Kissin/Vienna Philharmonic [live webcast]

Liszt
Piano Concerto No.1 in E-flat

Stravinsky
Firebird

Evgeny Kissin (piano)
Vienna Philharmonic Orchestra
Gustavo Dudamel


Reviewed by: Ateş Orga

Reviewed: 29 August, 2020
Venue: Grosses Festspielhaus, Salzburg [live webcast]

Throughout its history the Salzburg Festival, celebrating its centenary this year, has never been short of glory or greatness. Championed from the beginning by five giants of the European cultural landscape – Hugo von Hofmannsthal, Richard Strauss, Franz Schalk, Max Reinhardt, Alfred Roller – this is the Roman-sited river city, Mozart’s birthplace, where legends come and legends are made.

Evgeny Kissin first appeared here in 1987, aged fifteen. For this programme he took on the splendour and brilliance of Liszt’s First Piano Concerto, delivering a performance as full of Romantic heart as Classical architecture, a rare mix when it comes to this piece. At 19:44 more measured than the Richter/Kondrashin Russian yardstick, certainly very different from the ‘flying note’ Argerich approach (17:30 with Abbado), I found myself harking back curiously to facets of the old Earl Wild/Kostelanetz recording (19:18) – the same kind of purposefulness to the notes, not without glitter but conscious of tone and depth, patrician in rhetoric. Striking from the onset was a refusal to rush or sensationalise events. Liszt marked the massive C-major chords at the start of the first cadenza (a recurring motif) “grandioso”, and, paying dividends, that’s what Kissin gave us. Towering bronzed power, full-pedalled and noble-voiced, resisting accelleration. Statement making. Dudamel and orchestra matched the vision – rich tuttis, weighted unisons, eloquently personalised cameos. Links between ‘movements’ were graciously calculated, that between the opening Allegro maestoso and ensuing Quasi adagio notably balanced, Kissin’s projection in the latter a blend of fragile, pensive sentiment without sentimentality, the clarity, vocalising and musicality, the harmonic tinting, of his left hand a study in non-effacement. All in all a pretty immaculate reading, no bridge too far, all hurdles cleared.
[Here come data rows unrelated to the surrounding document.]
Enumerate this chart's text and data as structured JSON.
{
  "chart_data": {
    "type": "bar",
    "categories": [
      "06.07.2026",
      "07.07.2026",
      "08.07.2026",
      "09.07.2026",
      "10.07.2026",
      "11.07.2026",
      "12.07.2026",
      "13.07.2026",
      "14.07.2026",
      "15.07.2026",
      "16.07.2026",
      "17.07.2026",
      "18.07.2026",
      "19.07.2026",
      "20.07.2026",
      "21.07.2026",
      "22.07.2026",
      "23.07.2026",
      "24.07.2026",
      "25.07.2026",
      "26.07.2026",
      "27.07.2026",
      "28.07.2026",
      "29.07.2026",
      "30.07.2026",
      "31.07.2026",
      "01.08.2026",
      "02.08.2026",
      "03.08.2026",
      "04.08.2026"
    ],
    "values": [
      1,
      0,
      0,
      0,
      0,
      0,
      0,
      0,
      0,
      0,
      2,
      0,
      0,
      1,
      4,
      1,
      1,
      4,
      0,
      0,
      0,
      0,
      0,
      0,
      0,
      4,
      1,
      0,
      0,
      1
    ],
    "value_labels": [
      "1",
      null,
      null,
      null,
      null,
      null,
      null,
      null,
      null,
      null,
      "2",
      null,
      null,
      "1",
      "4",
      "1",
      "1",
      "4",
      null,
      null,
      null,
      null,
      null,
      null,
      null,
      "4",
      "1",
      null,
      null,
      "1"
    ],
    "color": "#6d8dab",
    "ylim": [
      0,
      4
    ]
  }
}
Astute camera work afforded clinical close-ups of a fabulously honed technique at work, the physical precision and evenness of runs and trills, the strength of single-note attacks, as riveting to watch as the iron-control of chordal fields and double-octaves. Pleasing orchestra no less than audience, Chopin’s ‘Minute’ Waltz, Opus 64/1, made for a swiftly dispatched encore, characterful without being coy, with all the inflections and emphases Kissin has favoured us in the past.

Having a week ago journeyed the Wagner/Bruckner road with Thielemann, and a less than a week before that Beethoven Nine under Muti, the Wiener Philharmoniker radically changed gear for Stravinsky’s complete Firebird ballet (1909-10), donning the garb of Russo-Impressionist folklorists and fantasists, transforming strands of rhythm, wisps of melody, washes of timbre, into a vast other place/other dimension engagement. Dudamel gets on well with these players, and he encouraged them to respond viscerally to the fairytale and theatre of Stravinsky’s music, turning what in the hands of some can be a quite bitty, disjointed experience into a convincing, organic totality. A born colourist, he produced a canvas abundant in mid-range ‘characters’, subterranean darkness, piercing rays, thunderous climaxes, savage onslaughts, languid sweetness, cinematic tableaux, the natural and the supernatural. The energised young man that once was hasn’t gone, but greater age and wiser insights now bring heightened awareness to his music-making. The ballet’s original orchestration (“wastefully large,” Stravinsky thought in retrospect: the 1919 and 1945 suites are for reduced forces) calls for an impressive army of musicians, including quadruple woowind, three harps and a stage band. The VPO rose to the moment, brilliantly individual in the many exposed solos, tightly co-ordinated in the ‘chamber’ passages, carving extremes of mood and dynamic, melody and harmony, relentlessly so in set-pieces like the Infernal Dance. The long paragraphing and shimmer of the Scene Two pages, that wonderful horn solo coming out of nowhere, like a star from behind a cloud, “At the gate the pine swayed”, the final Thanksgiving, the closing, exultant blaze of B-major fff, pp subito, crescendo, sfff – genius without bounds, exhilaratingly caught, the acoustic of the Grosses Festspielhaus, opened in 1960, framing the narrative magically.